His statement gave us a framework by which to measure his experience in his own language, based on his own values, which was enormously helpful. Over the weeks that followed, we used that statement as a guide, expressing curiosity and talking openly about where he was in relation to a “meaningful human life.” As he endured more effects of his illness, we asked him whether it was "unacceptable" yet. We were surprised that conditions we thought he would find unacceptable became acceptable. The finish line kept moving. When we asked him about this, he said that it was true. “In the past I would have thought this was unacceptable, but when non-existence is the only alternative…”

In one of our family discussions about how he would like to die, we presented our dad with a scenario. If he could just get weaker, sleep more and more, slip into a coma, and die, would he prefer to die that way or would he still want to take the medication? Yes, he said, he would prefer to die that way. But we couldn’t be guaranteed that death. He might lose the ability to speak, to eat, to drink, and most important of all to think. That’s why the presence of the medication gave him such comfort. He could die on his own terms and exercise power and control over his precious life at a time when he was losing power and control over everything. The train was coming down the tracks. We could all see it. We all knew it was coming. The medication gave him the power to remove himself from its path in his own time and on his own terms.

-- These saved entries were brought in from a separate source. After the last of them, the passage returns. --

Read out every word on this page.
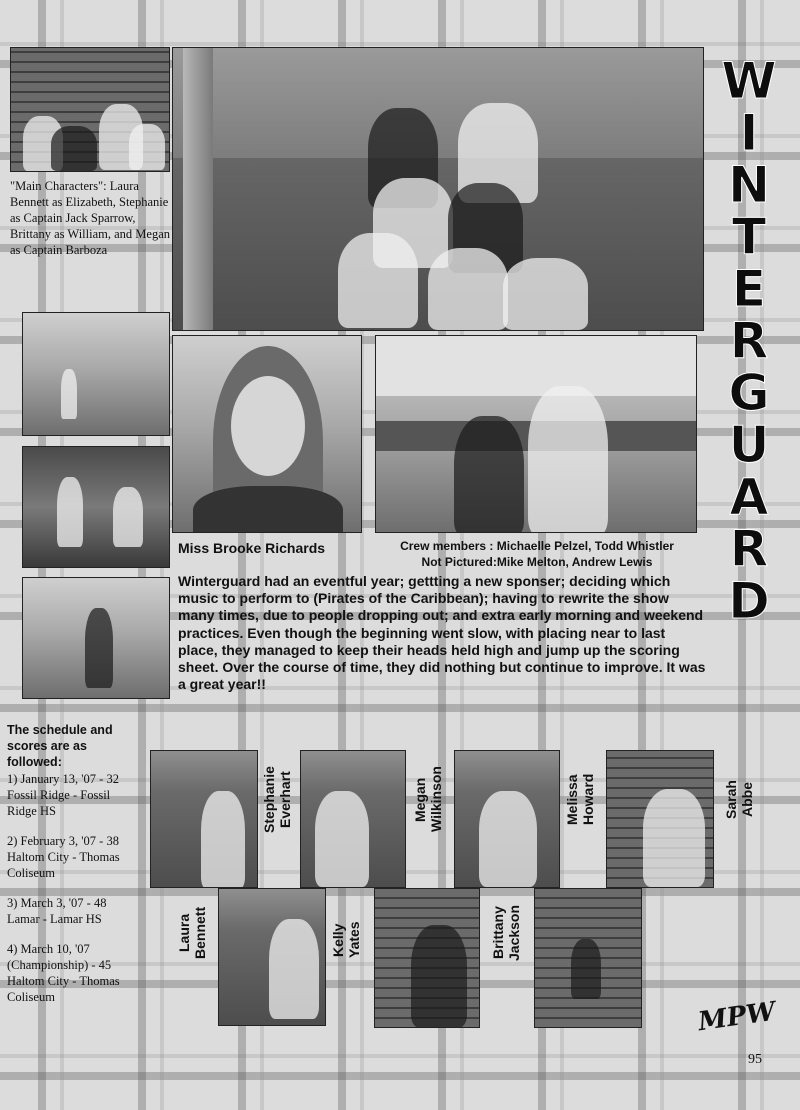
"Main Characters": Laura Bennett as Elizabeth, Stephanie as Captain Jack Sparrow, Brittany as William, and Megan as Captain Barboza
Miss Brooke Richards	Crew members : Michaelle Pelzel, Todd Whistler
Not Pictured:Mike Melton, Andrew Lewis
Winterguard had an eventful year; gettting a new sponser; deciding which music to perform to (Pirates of the Caribbean); having to rewrite the show many times, due to people dropping out; and extra early morning and weekend practices. Even though the beginning went slow, with placing near to last place, they managed to keep their heads held high and jump up the scoring sheet. Over the course of time, they did nothing but continue to improve. It was a great year!!
W
I
N
T
E
R
G
U
A
R
D
The schedule and scores are as followed:
1) January 13, '07 - 32 Fossil Ridge - Fossil Ridge HS
2) February 3, '07 - 38 Haltom City - Thomas Coliseum
3) March 3, '07 - 48 Lamar - Lamar HS
4) March 10, '07 (Championship) - 45 Haltom City - Thomas Coliseum
Stephanie
Everhart	Megan
Wilkinson	Melissa
Howard	Sarah
Abbe
Laura
Bennett	Kelly
Yates	Brittany
Jackson
MPW
95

Ultimately, my dad got the death that he wanted. As his cancer progressed, he didn’t experience the pain, nausea, headaches or seizures often associated with brain cancer. He began to sleep more and more, he slipped into a coma and died on August 9th, just 10 weeks after his diagnosis.

Although he didn’t ultimately ingest the aid-in-dying medication, I believe now that it had the desired effect. The medication gave him peace of mind. It alleviated his anxiety about the pain and suffering he would be forced to endure without it. It freed him to reflect on his life and receive all the love that flooded his way. At the most agonizing time in all of our lives, the medication brought us all comfort.

My dad described the final months of his life as "a wonderful time despite the dismal circumstances." He enjoyed food, wine and conversation until the final week of his life. His steady stream of visitors, phone calls, and emails served as a living memorial which helped him realize that what he hoped he had been doing with his life, he had in fact done. He died peacefully surrounded by family. So ended an incredible life. May we all be so lucky.